We have observed a higher than expected rate of Sprint Fidelis model 6949 lead failures in our practice. The aim of this study was to assess the performance of small-diameter Sprint Fidelis high-voltage ICD leads. The actuarial survival of Sprint Fidelis model 6949 leads implanted at our center was compared with that of the Sprint Quattro Secure model 6947. The United States Food and Drug Administration Manufacturers and User Facility Device Experience (MAUDE) database was searched for Sprint Fidelis models.

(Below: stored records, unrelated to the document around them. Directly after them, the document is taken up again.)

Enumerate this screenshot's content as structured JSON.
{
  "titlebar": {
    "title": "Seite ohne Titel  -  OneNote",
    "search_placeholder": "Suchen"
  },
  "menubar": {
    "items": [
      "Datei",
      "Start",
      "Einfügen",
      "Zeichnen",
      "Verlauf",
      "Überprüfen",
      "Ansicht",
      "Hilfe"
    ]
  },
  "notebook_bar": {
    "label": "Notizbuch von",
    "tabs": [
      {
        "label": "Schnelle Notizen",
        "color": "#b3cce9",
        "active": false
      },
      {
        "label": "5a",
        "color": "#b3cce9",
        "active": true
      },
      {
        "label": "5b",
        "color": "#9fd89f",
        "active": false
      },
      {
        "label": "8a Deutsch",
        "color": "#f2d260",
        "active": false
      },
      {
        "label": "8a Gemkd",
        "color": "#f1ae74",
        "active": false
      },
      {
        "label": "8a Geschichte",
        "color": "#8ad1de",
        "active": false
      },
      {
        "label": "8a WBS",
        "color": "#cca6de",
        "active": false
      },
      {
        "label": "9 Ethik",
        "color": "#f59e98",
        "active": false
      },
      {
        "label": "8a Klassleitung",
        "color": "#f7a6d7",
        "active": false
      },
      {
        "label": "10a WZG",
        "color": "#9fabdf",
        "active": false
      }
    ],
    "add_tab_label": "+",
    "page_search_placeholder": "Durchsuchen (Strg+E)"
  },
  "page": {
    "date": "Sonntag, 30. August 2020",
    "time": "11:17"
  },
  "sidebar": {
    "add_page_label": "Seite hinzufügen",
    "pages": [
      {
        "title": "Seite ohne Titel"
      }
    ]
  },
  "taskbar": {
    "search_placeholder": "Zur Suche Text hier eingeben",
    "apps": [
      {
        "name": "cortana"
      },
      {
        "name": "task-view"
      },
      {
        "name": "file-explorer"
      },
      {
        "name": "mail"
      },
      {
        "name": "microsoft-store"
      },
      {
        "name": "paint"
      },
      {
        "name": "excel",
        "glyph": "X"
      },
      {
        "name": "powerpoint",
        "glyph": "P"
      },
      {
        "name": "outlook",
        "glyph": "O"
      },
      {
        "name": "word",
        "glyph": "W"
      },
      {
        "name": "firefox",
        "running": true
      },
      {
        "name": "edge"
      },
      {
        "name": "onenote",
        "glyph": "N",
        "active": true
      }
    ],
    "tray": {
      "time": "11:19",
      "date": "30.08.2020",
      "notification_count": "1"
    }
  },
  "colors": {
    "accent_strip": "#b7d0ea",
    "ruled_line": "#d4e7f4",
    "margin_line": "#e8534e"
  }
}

The survival of 583 Sprint Fidelis 6949 leads implanted at our center between September 2004 and February 2007 was significantly less than 285 Sprint Quattro Secure model 6947 leads implanted by us between November 2001 and February 2007 (P = .005). Six patients presented with Sprint Fidelis lead failure 4-23 months after implant. Five of the six patients experienced multiple inappropriate shocks associated with pace-sense conductor and coil fractures; the sixth patient had a fixation mechanism failure. The MAUDE search rendered reports for 679 Sprint Fidelis leads. The most frequent complaints or observations were inappropriate shocks (33%), high impedance (33%), and fracture (35%). Of 125 leads analyzed by the manufacturer, 62 involved fracture of the pace-sense conductor or coil and the high-voltage (defibrillation) conductor. The Sprint Fidelis high-voltage lead appears to be prone to early failure. Its use should be limited until the failure mechanism is identified and corrected. Patients should be evaluated quarterly, and automatic lead test features should be enabled. While more data are needed, routine prophylactic replacement of intact, normally functioning Sprint Fidelis leads does not appear justified.